LA HABANA, Cuba. – El arte de enmascarar ruinas está de moda en La Habana desde hace años. Las mismas autoridades que por desidia o falta de voluntad política permitieron la conversión de majestuosas edificaciones o humildes viviendas en esos amasijos de escombros que afectan la vida de sus moradores y contaminan la ciudad hoy alardean de ser sus salvadores y realizan talleres de urbanismo que no son más que aviesos pasatiempos hasta que logren expulsar a los residentes de la parte histórica de la capital.
En su libro El arte de hacer ruinas, Antonio José Ponte refiere: “En el corazón de La Habana se libra una guerra cotidiana y terrible entre la acumulación y el vacío. Donde hubo ayer una antigua casa solariega, una colmena de gente humilde y ruidosa, puede haber hoy una colina de escombros y mañana un parquecito absurdo, con dos o tres asientos bajo un sol de justicia, custodiados por edificios que también se derrumbarán la semana, el mes, el año que viene”.
Esa guerra cotidiana y terrible que señala Ponte se mantiene y avanza, indeteniblemente, mientras los dirigentes miran esta masacre urbana desde sus protegidos búnkeres, de los que solo salen para hacer acto de presencia en los lugares de los derrumbes inmediatamente después de que recogieron los heridos y los muertos.
Tras un derrumbe, cuando más, levantan un parquecito, una guarapera, un DiTú, una mipyme, un parqueo o, sobre todo, hoteles para turistas.
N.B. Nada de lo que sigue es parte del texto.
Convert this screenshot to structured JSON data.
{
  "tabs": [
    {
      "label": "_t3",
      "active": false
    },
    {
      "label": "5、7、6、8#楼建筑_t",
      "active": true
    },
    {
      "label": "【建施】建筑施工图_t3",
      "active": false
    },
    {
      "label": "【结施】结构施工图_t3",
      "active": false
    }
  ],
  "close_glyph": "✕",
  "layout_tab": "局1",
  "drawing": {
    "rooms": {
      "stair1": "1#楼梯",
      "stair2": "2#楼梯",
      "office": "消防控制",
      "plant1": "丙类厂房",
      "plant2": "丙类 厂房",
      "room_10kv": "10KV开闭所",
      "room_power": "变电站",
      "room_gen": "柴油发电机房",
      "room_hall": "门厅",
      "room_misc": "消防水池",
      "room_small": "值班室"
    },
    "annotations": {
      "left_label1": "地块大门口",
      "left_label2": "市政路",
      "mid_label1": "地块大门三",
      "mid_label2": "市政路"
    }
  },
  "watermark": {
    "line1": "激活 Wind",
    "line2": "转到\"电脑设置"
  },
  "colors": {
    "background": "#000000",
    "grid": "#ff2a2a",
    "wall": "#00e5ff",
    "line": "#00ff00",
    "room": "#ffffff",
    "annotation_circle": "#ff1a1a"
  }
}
Los residentes en la zona histórica de La Habana Vieja y Centro Habana están siendo desplazados, como los palestinos de la Franja de Gaza, pero no debido a una guerra, como la que hay entre Israel y los terroristas de Hamás, sino por la complicidad del régimen con la geofagia urbanística del conglomerado militar GAESA por adueñarse de los espacios mejor situados de la ciudad.
Los que pierden sus casas por los derrumbes son enviados a la periferia de la capital, a lugares distantes como Wajay, Fraternidad, Miraflores Viejo y otros sitios donde hay los llamados “albergues de tránsito” de los que nadie ha regresado jamás.
En Centro Habana y La Habana Vieja, como en Tuguria, la ciudad levantada en su libro por Ponte como metáfora de La Habana, nada se vuelve a reconstruir. Se sobrevive entre los escombros de inmuebles en ruinas que, si apenas se mantienen en pie, es gracias a la “estática milagrosa”.
La recuperación del deficitario, maltrecho y ruinoso fondo habitacional de La Habana no es de interés para los gobernantes. Convertir la ciudad en una postal turística solo para extranjeros, donde “autóctonas mulatas” y pingueros, vendedores de tabaco, viagra y ron, presten servicios sexuales y sociales, de un hotel a otro, en representación del país.
No queda la menor duda. La “tugurización” avanza, con prominente futuro, dentro del Plan Maestro de la Oficina del Historiador de la Ciudad. Cuenta con los billetes de GAESA y la complicidad del Partido Comunista en hacer ruinas de la parte vieja de la ciudad y enmascararlas hasta poder convertir el Casco Histórico en un parque temático o un resort.
De ahí que cada proyecto arquitectónico, cada uno de los Talleres de Urbanismo Táctico de La Habana ―hace unos días fue clausurada su décimo tercera edición―, son intentos de enmascarar las ruinas bajo un pintarrajeado collage con playas paradisíacas, carteles que piden a la población resistir, imágenes de Fidel Castro o el Che Guevara, fotos de El Floridita y la Bodeguita del Medio.
La finalidad de esa magnificación de las ruinas no es otra que epatar a los tontos útiles, cubanos o extranjeros, dispuestos a elogiar los embustes del castrismo.